Taylor Brown and Dr. Jonathan Alder, Physiology and Developmental Biology
DNA contains all the information a cell needs to grow, divide, differentiate, and survive. It also dictates how and when a cell should die. DNA damage (particularly double strand breaks i.e. DSBs) may lead to cell death and/or disease. To circumvent DNA breaks, cells use various DNA repair mechanisms including non-homologous end joining (NHEJ). My ORCA research project focused on identifying novel genes involved in NHEJ. I did this by performing a forward genetic screen (FGS) that tested every known gene in the genome for involvement in NHEJ.
To perform my FGS I used iMEF cells that had a conditional allele of Trf2. Trf2 normally protects the telomere ends of each chromosome, but if deleted, the exposed telomere is recognized as a DNA DSB and NHEJ occurs. With this, NHEJ proteins fuse chromosome ends together causing cell senescence and apoptosis. The massive cell death cause by Trf2 deletion provided an excellent way to screen for NHEJ mutations. Theoretically, if NHEJ were disrupted, a cell with dysfunctional Trf2 could still grow and avoid senescence and/or apoptosis.
To trigger telomere fusion via NHEJ I transduced my iMEF cell line with CreER. This form of Cre would delete the conditional allele of Trf2 in the presence of 4HT.
To disrupt potential NHEJ genes I used CRISPR/Cas9 technology. Cas9 deletes DNA sequences when provided with an sgRNA. Using a gecko sgRNA library that provided 6 different guides to each gene in the genome I was able to knock out each gene at least once.
Once I had selected for iMEF cells with CreER, Cas9 and the sgRNA library, the set up for my FGS was complete. I then made two groups, one that deleted Trf2 and another that did not. Once enough cells grew after Trf2 deletion, I then collected and sequence their DNA (via next generation deep sequencing) to find out what mutations disrupted the NHEJ pathway.
DNA sequences from the iMEF control group revealed that each gene was deleted equally. This suggests the gecko library and experimental procedures consistently tested each gene.
Deletion of Trf2 resulted in massive cell death in the experimental group. When the few surviving cells grew out, their DNA was harvested. Hundreds of genes were identified from the sequencing results, but the deletion of three genes was found in most surviving experimental cells. These genes I annotated as C1, K1 and G1. To determine if these genes really were involved in NHEJ, I deleted them from original iMEF cells and then deleted Trf2. Interestingly the deletion of these genes (even in combination) did not rescue the iMEF cells as was expected.
Following these results, Dr. Alder and I hypothesized that more than one gene may need to be deleted for NHEJ disruption. I then performed the same FGS as before, but added enough library sgRNAs so each cell would delete approx. 5 genes each. This time all 40 experimental plates had an average of 6 surviving colonies each. After examining the genome of each colony, we did not find any overlap in the genes deleted and none matched our first FGS results.
Although my FGS did not uncover any novel genes, most likely there are still more NHEJ genes to be discovered. Strong evidence for this is the fact that this FGS did not uncover any known NHEJ genes.

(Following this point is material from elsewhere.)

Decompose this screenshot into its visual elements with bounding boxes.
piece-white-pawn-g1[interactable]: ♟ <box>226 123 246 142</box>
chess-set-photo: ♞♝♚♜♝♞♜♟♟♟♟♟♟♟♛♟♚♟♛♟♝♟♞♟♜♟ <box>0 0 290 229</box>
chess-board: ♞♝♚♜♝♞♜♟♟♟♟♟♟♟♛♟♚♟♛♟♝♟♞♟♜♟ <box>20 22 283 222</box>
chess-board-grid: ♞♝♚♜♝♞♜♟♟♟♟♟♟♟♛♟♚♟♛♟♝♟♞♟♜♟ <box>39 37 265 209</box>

While the experimental set-up may have been sound, perhaps the timing and harvesting of the surviving colonies disrupted the results. In the first FGS, I waited to harvest DNA until the surviving experimental cells took over the plate. Most likely a few mutated iMEF cells resistant to the deletion of Trf2 took over the plate, masking the few cells that actually survived the screen. In the second FGS I tried to correct this by harvesting all the cells once small colonies formed. However, I harvested the DNA of half the plates all at once while I put the rest in 12 well plates for the rest to see if they would grow out. It is likely the deletion of NHEJ genes makes the cell more susceptible to damage and sickness, and the longer the wait before harvest, the less likely it is to find surviving cells.
We did not identify any novel genes nor did we find any genes that have already been characterized. We did, however, demonstrate that upon the deletion of Trf2, NHEJ does occur. Other experiments could potentially be used to identify novel genes involved in NHEJ. One might be to take known NHEJ proteins and perform a pull-down assay. Proteins that are “pulled down” with known NHEJ proteins may be involved in NHEJ. This FGS screen could work, but before performing it again, I would test the set-up by deleting Ku70/80 and/or DNA-PKc. These genes are known for their heavy involvement in NHEJ. If the deletion of these genes cannot save the cells from Trf2 deletion, perhaps there is more to the specific process of telomere fusion that goes beyond the typical realm of DNA NHEJ.
Determining what genes are involved in NHEJ is key to better understanding normal cell function and in unlocking the key to various genetic diseases and abnormalities caused by NHEJ mutations. Opening the door to these mysteries, in tandem with the advances in gene therapy could help improve and save the lives of hundreds of thousands of people currently living with diseases like ataxia telangiectasia, werner syndrome, SCID and others.